(5月9日付けの手紙)
エヴァの小遣い稼ぎは、順調です。
お母さん
お手紙読みました。
うちの薬草園が順調なことに安心しました。
私がやっていた水やりが、近所の子供たちの小遣い稼ぎになっているという話に笑いました。
私が貰っていたお小遣いは、子供たちのバイト代に充ててください。
というのも、こちらで、十分な小遣いを稼ぐことができそうだからです。
保健室のフォード先生とは、まあまあ良いお付き合いができています。
最初に会ったとき、
「君の出身はどこだい?」って訊かれたので、
「アイデリー州のトーリ村です」って答えたら、
「スレイ山の近辺か?」って、訊くんです。
「そうです。麓です」って言ったら、
「アイデリー州のスレイ山近辺は薬草で有名なんだ。君は、関係者か?」ですって。
「家で母が薬草園を作ってギルドや領主さまに卸しているんです。それと、ときどき、特殊な薬草の採取依頼を引き受けることがあります」と言うと、
「君がやっている薬草の販売は、君が実家でやっていた仕事だったのか?」
と、驚いていました。
何しろ、学園はお貴族さま御用達の超名門学園ですので、実家の薬草園で働いていたり、特殊な薬草採取の依頼を引き受けて、山の中を探し回る生徒なんかいなかったのでしょう。
でも、最初の驚きが治まると、後は、ビジネスライクなお付き合いになりました。
そのうち、家で薬草園を営んでいるのだから、薬草の扱いに詳しいだろうと思ったんでしょう。
「薬草園の水やりや草引きの手伝いをしないか?」と言ってくれたのです。
フォード先生は、保健室に隣接する庭に結構広い薬草園を作っています。
家でやっていたのと似たような仕事なので、負担も少ないでしょうし小遣い稼ぎにもなるだろうと、引き受けることにしました。
水やりは毎日ですが、草引きは適当に頼むとのことで、一箇月金貨1枚くれるそうです。月に2、3回スレイ山へ薬草をとりに行くと、たいだい1回で銀貨5枚になります。
どちらも、家でしていたのと同じ仕事ですので、毎朝水やりして週末はスレイ山へ行くということにしました。
これで、お小遣いとしては十分すぎるほどになります。
さて、手紙にあった森の魔女がシロバナキリンソウが欲しいと言うお話、了解しました。
今後、スレイ山に行く度、探そうと思います。
確か、風通しの良い日陰を好む草だったと思うので、同じような場所を重点的に探してみるつもりです。
希少な薬草ですので、なかなか見つからないかもしれませんが、魔女も腰を据えてじっくり探して欲しいと言ってくれているので、気長に探そうと思います。

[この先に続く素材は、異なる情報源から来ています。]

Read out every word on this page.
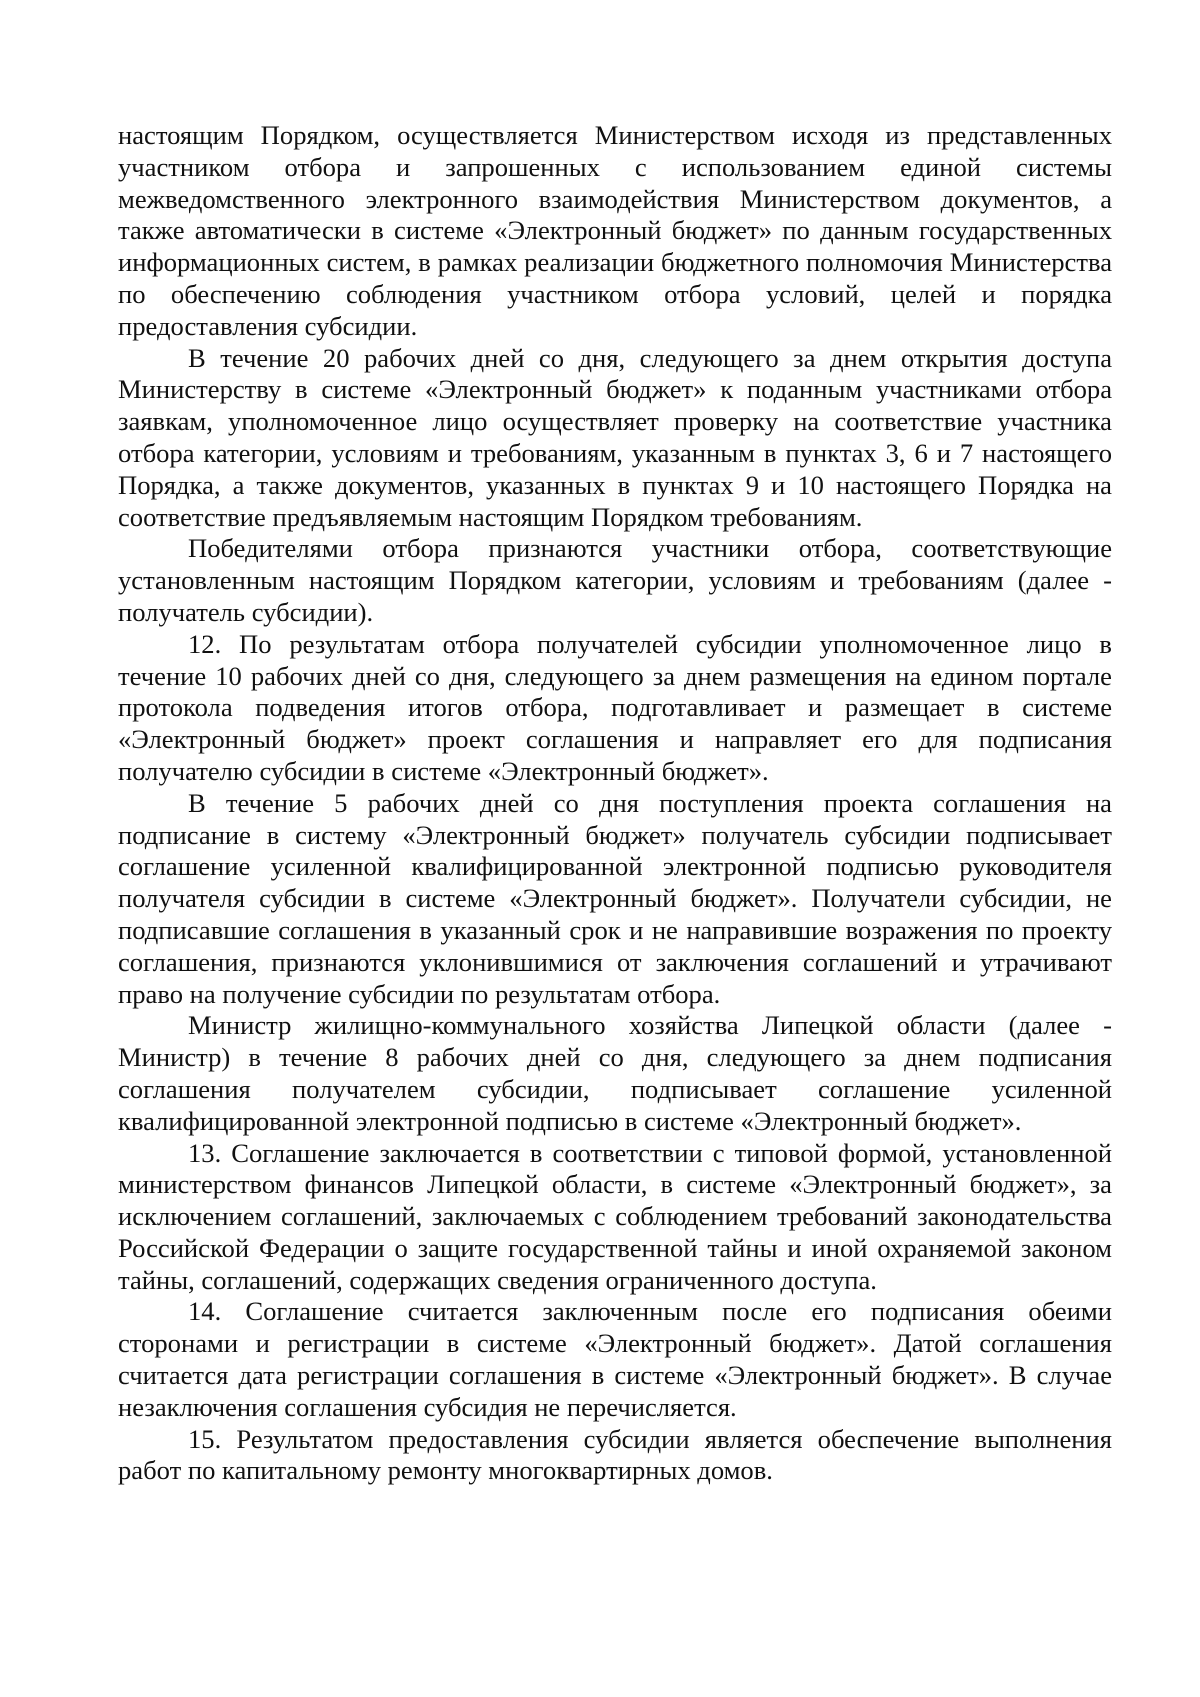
настоящим Порядком, осуществляется Министерством исходя из представленных участником отбора и запрошенных с использованием единой системы межведомственного электронного взаимодействия Министерством документов, а также автоматически в системе «Электронный бюджет» по данным государственных информационных систем, в рамках реализации бюджетного полномочия Министерства по обеспечению соблюдения участником отбора условий, целей и порядка предоставления субсидии.

В течение 20 рабочих дней со дня, следующего за днем открытия доступа Министерству в системе «Электронный бюджет» к поданным участниками отбора заявкам, уполномоченное лицо осуществляет проверку на соответствие участника отбора категории, условиям и требованиям, указанным в пунктах 3, 6 и 7 настоящего Порядка, а также документов, указанных в пунктах 9 и 10 настоящего Порядка на соответствие предъявляемым настоящим Порядком требованиям.

Победителями отбора признаются участники отбора, соответствующие установленным настоящим Порядком категории, условиям и требованиям (далее - получатель субсидии).

12. По результатам отбора получателей субсидии уполномоченное лицо в течение 10 рабочих дней со дня, следующего за днем размещения на едином портале протокола подведения итогов отбора, подготавливает и размещает в системе «Электронный бюджет» проект соглашения и направляет его для подписания получателю субсидии в системе «Электронный бюджет».

В течение 5 рабочих дней со дня поступления проекта соглашения на подписание в систему «Электронный бюджет» получатель субсидии подписывает соглашение усиленной квалифицированной электронной подписью руководителя получателя субсидии в системе «Электронный бюджет». Получатели субсидии, не подписавшие соглашения в указанный срок и не направившие возражения по проекту соглашения, признаются уклонившимися от заключения соглашений и утрачивают право на получение субсидии по результатам отбора.

Министр жилищно-коммунального хозяйства Липецкой области (далее - Министр) в течение 8 рабочих дней со дня, следующего за днем подписания соглашения получателем субсидии, подписывает соглашение усиленной квалифицированной электронной подписью в системе «Электронный бюджет».

13. Соглашение заключается в соответствии с типовой формой, установленной министерством финансов Липецкой области, в системе «Электронный бюджет», за исключением соглашений, заключаемых с соблюдением требований законодательства Российской Федерации о защите государственной тайны и иной охраняемой законом тайны, соглашений, содержащих сведения ограниченного доступа.

14. Соглашение считается заключенным после его подписания обеими сторонами и регистрации в системе «Электронный бюджет». Датой соглашения считается дата регистрации соглашения в системе «Электронный бюджет». В случае незаключения соглашения субсидия не перечисляется.

15. Результатом предоставления субсидии является обеспечение выполнения работ по капитальному ремонту многоквартирных домов.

私は、当分、スレイ山のこちら側を探検してみるつもりです。
村とイースレイは、スレイ山の西と東で緯度的には同じですが、山のこちら側がどうなっているのか、全く分からないからです。
どこに何が生えているか調べて、個人的な地図を作ろうと思っています。
地図ができれば、季節に応じて、いつでも効率的に薬草をゲットできるはずです。
ところで、休みの日の私は、村にいた頃と同じ形をしています。
パンツ姿で、大きなリュックを背中にしょって、腰に魔物除けのサシェ(お母さんが魔物の嫌うムラサキカンゾウを入れて作ってくれたサシェは、直系15センチの丸い玉ですので、初めて見たパメラ以外の男爵令嬢ズが驚いていました)と山刀を下げている格好で、パッと見男子のように見えます。
お母さん、薬草採取セットを送ってくてありがとう。
こちらへ着いてすぐに、お母さんから手紙と一緒にあれらが送られて来たときは、「こんなもの、どうしろと?」と、思ったのですが、薬草採取には絶対に必要な装備です。
やっぱり、お母さんは大したものです。
これで、寒い日にはローブを羽織るのですが、この頃は暖かくなってきたので、どうかすると、シャツとパンツだけです。
この格好で男爵令嬢ズに会うと、パメラは見慣れてますし、テレサやスーザンは普通なんですが、なぜか、マーサが興奮するんです。
男子みたいで『萌える』んですって。
よく分からない反応ですが、悪意もないし、本人にすれば誉め言葉のつもりのようなので、スルーしています。
4月26日
エヴァは、家でしていたのと同じ仕事で小遣いを稼ぐことになります。